Yoshiko smiled, and he switched to English once more. “Nice try, big brother.” Back to Japanese. “His name is Lieutenant Kozlowski. He was uninjured, and he had a radio. Is he in the hospital feigning illness as he hides among the others?”
And just like that Sammy’s lie was left in tatters. He only just avoided looking at Louise.
“Very well,” Yoshiko said. “Don’t answer the question. You’ve proven yourself a liar and traitor. Fujiwara, we’ll be here a little while. Let’s see if we can find suitable quarters for Corporal Mori.”
Chapter Twenty-One
There was more violence that afternoon as the Sakdals ran through the village. They burned two houses, killed a man who fought back when they were harassing his daughter, and three of them came at dusk, drunk, trying to muscle into the hospital. Louise had remained standing at the hospital door all day, and ordered them to leave in the same tone she used when chasing Stumpy out of the garbage. To her astonished relief, they wandered off and left her alone.

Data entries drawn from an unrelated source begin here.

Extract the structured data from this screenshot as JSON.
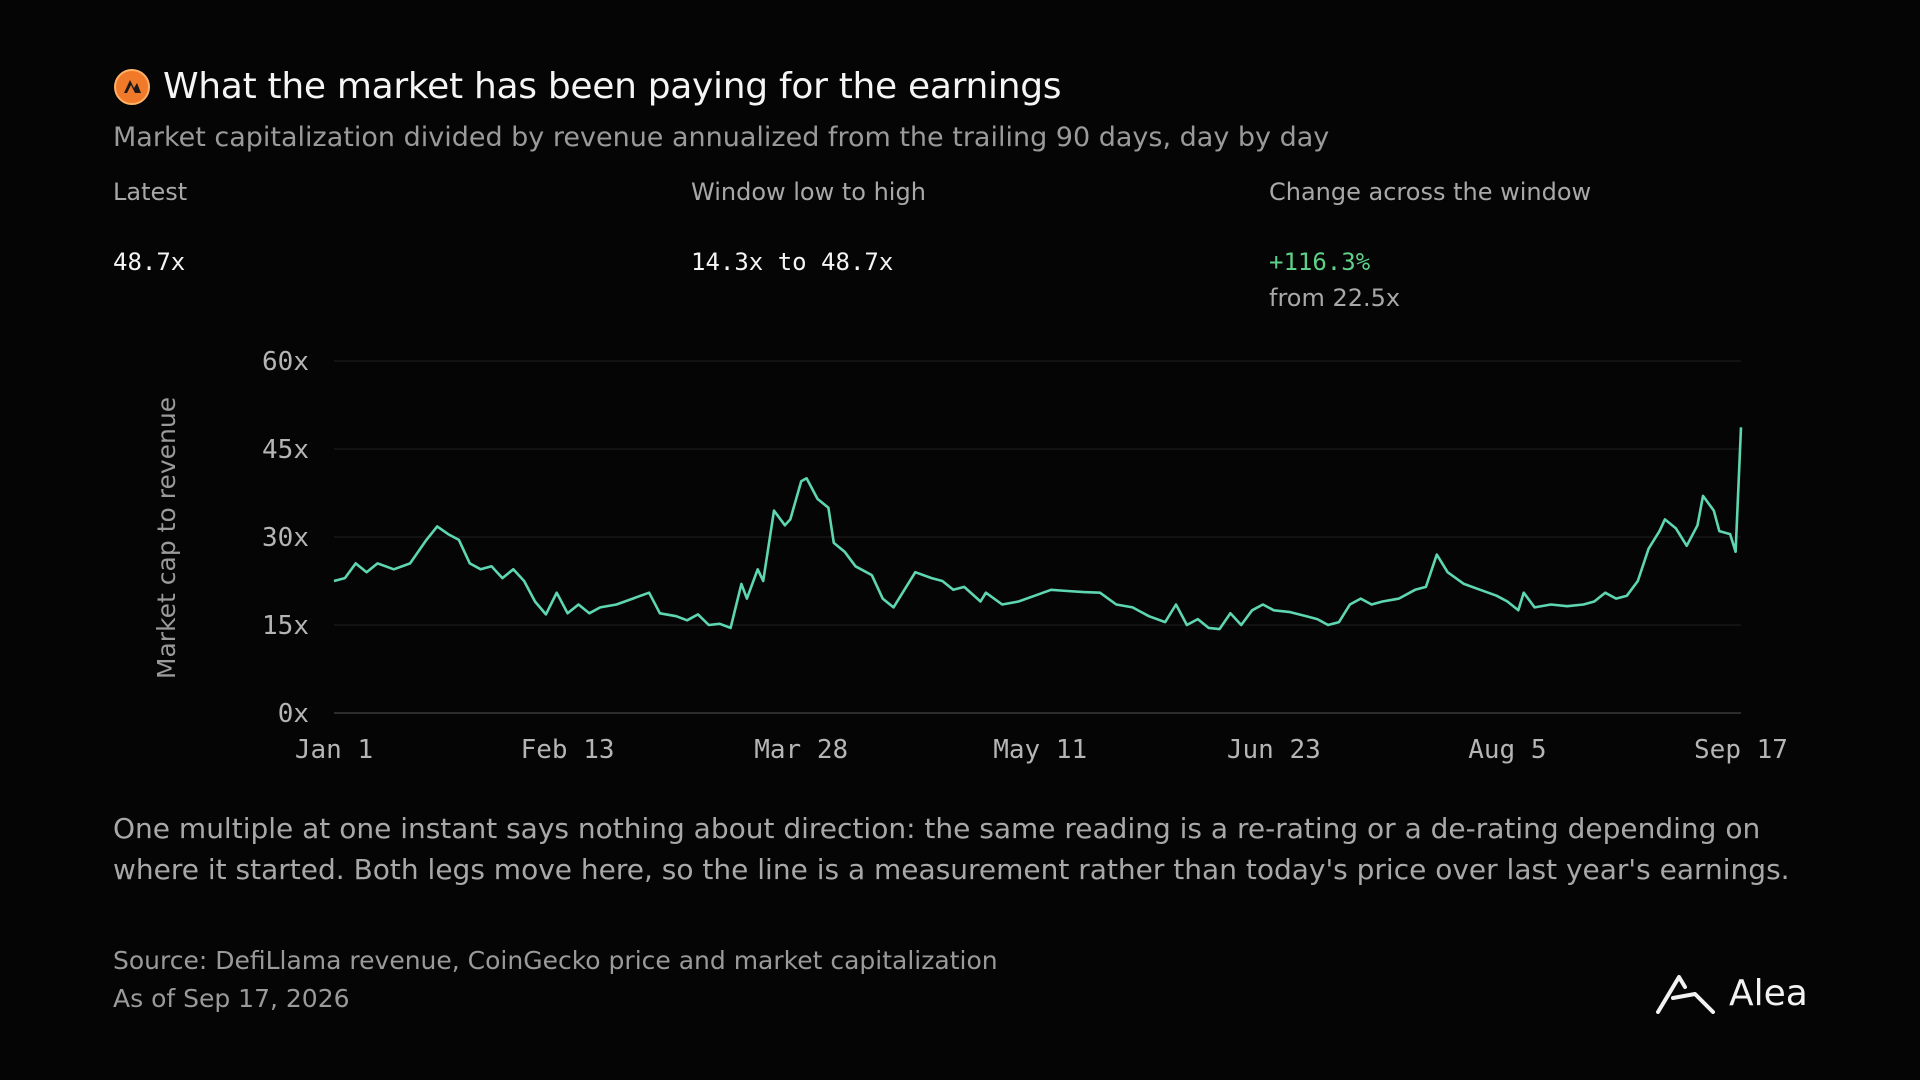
{
  "title": "What the market has been paying for the earnings",
  "subtitle": "Market capitalization divided by revenue annualized from the trailing 90 days, day by day",
  "stats": {
    "latest": {
      "label": "Latest",
      "value": "48.7x"
    },
    "range": {
      "label": "Window low to high",
      "value": "14.3x to 48.7x"
    },
    "change": {
      "label": "Change across the window",
      "value": "+116.3%",
      "sub": "from 22.5x"
    }
  },
  "chart_data": {
    "type": "line",
    "title": "",
    "xlabel": "",
    "ylabel": "Market cap to revenue",
    "ylim": [
      0,
      60
    ],
    "yticks": [
      0,
      15,
      30,
      45,
      60
    ],
    "ytick_labels": [
      "0x",
      "15x",
      "30x",
      "45x",
      "60x"
    ],
    "xlim": [
      "2026-01-01",
      "2026-09-17"
    ],
    "xticks": [
      "2026-01-01",
      "2026-02-13",
      "2026-03-28",
      "2026-05-11",
      "2026-06-23",
      "2026-08-05",
      "2026-09-17"
    ],
    "xtick_labels": [
      "Jan 1",
      "Feb 13",
      "Mar 28",
      "May 11",
      "Jun 23",
      "Aug 5",
      "Sep 17"
    ],
    "grid": true,
    "line_color": "#5ed6b1",
    "series": [
      {
        "points": [
          [
            "2026-01-01",
            22.5
          ],
          [
            "2026-01-03",
            23.0
          ],
          [
            "2026-01-05",
            25.5
          ],
          [
            "2026-01-07",
            24.0
          ],
          [
            "2026-01-09",
            25.5
          ],
          [
            "2026-01-12",
            24.5
          ],
          [
            "2026-01-15",
            25.5
          ],
          [
            "2026-01-18",
            29.5
          ],
          [
            "2026-01-20",
            31.8
          ],
          [
            "2026-01-22",
            30.5
          ],
          [
            "2026-01-24",
            29.5
          ],
          [
            "2026-01-26",
            25.5
          ],
          [
            "2026-01-28",
            24.5
          ],
          [
            "2026-01-30",
            25.0
          ],
          [
            "2026-02-01",
            23.0
          ],
          [
            "2026-02-03",
            24.5
          ],
          [
            "2026-02-05",
            22.5
          ],
          [
            "2026-02-07",
            19.0
          ],
          [
            "2026-02-09",
            16.8
          ],
          [
            "2026-02-11",
            20.5
          ],
          [
            "2026-02-13",
            17.0
          ],
          [
            "2026-02-15",
            18.5
          ],
          [
            "2026-02-17",
            17.0
          ],
          [
            "2026-02-19",
            18.0
          ],
          [
            "2026-02-22",
            18.5
          ],
          [
            "2026-02-25",
            19.5
          ],
          [
            "2026-02-28",
            20.5
          ],
          [
            "2026-03-02",
            17.0
          ],
          [
            "2026-03-05",
            16.5
          ],
          [
            "2026-03-07",
            15.8
          ],
          [
            "2026-03-09",
            16.8
          ],
          [
            "2026-03-11",
            15.0
          ],
          [
            "2026-03-13",
            15.2
          ],
          [
            "2026-03-15",
            14.5
          ],
          [
            "2026-03-17",
            22.0
          ],
          [
            "2026-03-18",
            19.5
          ],
          [
            "2026-03-20",
            24.5
          ],
          [
            "2026-03-21",
            22.5
          ],
          [
            "2026-03-23",
            34.5
          ],
          [
            "2026-03-25",
            32.0
          ],
          [
            "2026-03-26",
            33.0
          ],
          [
            "2026-03-28",
            39.5
          ],
          [
            "2026-03-29",
            40.0
          ],
          [
            "2026-03-31",
            36.5
          ],
          [
            "2026-04-02",
            35.0
          ],
          [
            "2026-04-03",
            29.0
          ],
          [
            "2026-04-05",
            27.5
          ],
          [
            "2026-04-07",
            25.0
          ],
          [
            "2026-04-10",
            23.5
          ],
          [
            "2026-04-12",
            19.5
          ],
          [
            "2026-04-14",
            18.0
          ],
          [
            "2026-04-16",
            21.0
          ],
          [
            "2026-04-18",
            24.0
          ],
          [
            "2026-04-21",
            23.0
          ],
          [
            "2026-04-23",
            22.5
          ],
          [
            "2026-04-25",
            21.0
          ],
          [
            "2026-04-27",
            21.5
          ],
          [
            "2026-04-30",
            19.0
          ],
          [
            "2026-05-01",
            20.5
          ],
          [
            "2026-05-04",
            18.5
          ],
          [
            "2026-05-07",
            19.0
          ],
          [
            "2026-05-10",
            20.0
          ],
          [
            "2026-05-13",
            21.0
          ],
          [
            "2026-05-16",
            20.8
          ],
          [
            "2026-05-19",
            20.6
          ],
          [
            "2026-05-22",
            20.5
          ],
          [
            "2026-05-25",
            18.5
          ],
          [
            "2026-05-28",
            18.0
          ],
          [
            "2026-05-31",
            16.5
          ],
          [
            "2026-06-03",
            15.5
          ],
          [
            "2026-06-05",
            18.5
          ],
          [
            "2026-06-07",
            15.0
          ],
          [
            "2026-06-09",
            16.0
          ],
          [
            "2026-06-11",
            14.5
          ],
          [
            "2026-06-13",
            14.3
          ],
          [
            "2026-06-15",
            17.0
          ],
          [
            "2026-06-17",
            15.0
          ],
          [
            "2026-06-19",
            17.5
          ],
          [
            "2026-06-21",
            18.5
          ],
          [
            "2026-06-23",
            17.5
          ],
          [
            "2026-06-26",
            17.2
          ],
          [
            "2026-06-29",
            16.5
          ],
          [
            "2026-07-01",
            16.0
          ],
          [
            "2026-07-03",
            15.0
          ],
          [
            "2026-07-05",
            15.5
          ],
          [
            "2026-07-07",
            18.5
          ],
          [
            "2026-07-09",
            19.5
          ],
          [
            "2026-07-11",
            18.5
          ],
          [
            "2026-07-13",
            19.0
          ],
          [
            "2026-07-16",
            19.5
          ],
          [
            "2026-07-19",
            21.0
          ],
          [
            "2026-07-21",
            21.5
          ],
          [
            "2026-07-23",
            27.0
          ],
          [
            "2026-07-25",
            24.0
          ],
          [
            "2026-07-28",
            22.0
          ],
          [
            "2026-07-31",
            21.0
          ],
          [
            "2026-08-03",
            20.0
          ],
          [
            "2026-08-05",
            19.0
          ],
          [
            "2026-08-07",
            17.5
          ],
          [
            "2026-08-08",
            20.5
          ],
          [
            "2026-08-10",
            18.0
          ],
          [
            "2026-08-13",
            18.5
          ],
          [
            "2026-08-16",
            18.2
          ],
          [
            "2026-08-19",
            18.5
          ],
          [
            "2026-08-21",
            19.0
          ],
          [
            "2026-08-23",
            20.5
          ],
          [
            "2026-08-25",
            19.5
          ],
          [
            "2026-08-27",
            20.0
          ],
          [
            "2026-08-29",
            22.5
          ],
          [
            "2026-08-31",
            28.0
          ],
          [
            "2026-09-02",
            31.0
          ],
          [
            "2026-09-03",
            33.0
          ],
          [
            "2026-09-05",
            31.5
          ],
          [
            "2026-09-07",
            28.5
          ],
          [
            "2026-09-09",
            32.0
          ],
          [
            "2026-09-10",
            37.0
          ],
          [
            "2026-09-12",
            34.5
          ],
          [
            "2026-09-13",
            31.0
          ],
          [
            "2026-09-15",
            30.5
          ],
          [
            "2026-09-16",
            27.5
          ],
          [
            "2026-09-17",
            48.7
          ]
        ]
      }
    ]
  },
  "note": "One multiple at one instant says nothing about direction: the same reading is a re-rating or a de-rating depending on where it started. Both legs move here, so the line is a measurement rather than today's price over last year's earnings.",
  "source": {
    "line1": "Source: DefiLlama revenue, CoinGecko price and market capitalization",
    "line2": "As of Sep 17, 2026"
  },
  "brand": {
    "name": "Alea",
    "icon": "alea-logo-icon"
  },
  "title_icon": "flame-logo-icon",
  "colors": {
    "background": "#050505",
    "positive": "#5fd08a",
    "line": "#5ed6b1"
  }
}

When night finally came, she retreated inside, exhausted. Someone handed her water, which she gulped. She ate a little rice.
After that she felt well enough to work. She enlisted patients in nailing boards over the door to barricade it for the night. Then she organized herself and the other two remaining nurses. One was to stand by the door and listen for approaching enemies. Another was to serve patients. The third would sleep. Every three hours they would rotate responsibilities.
Dr. Claypool was still delirious, but many of the men had made slight improvements now that they’d being given quinine and other medications and been allowed to sleep and recuperate without the constant moving. Nature’s remedies of time and the body’s natural healing abilities were still the best medical care of all.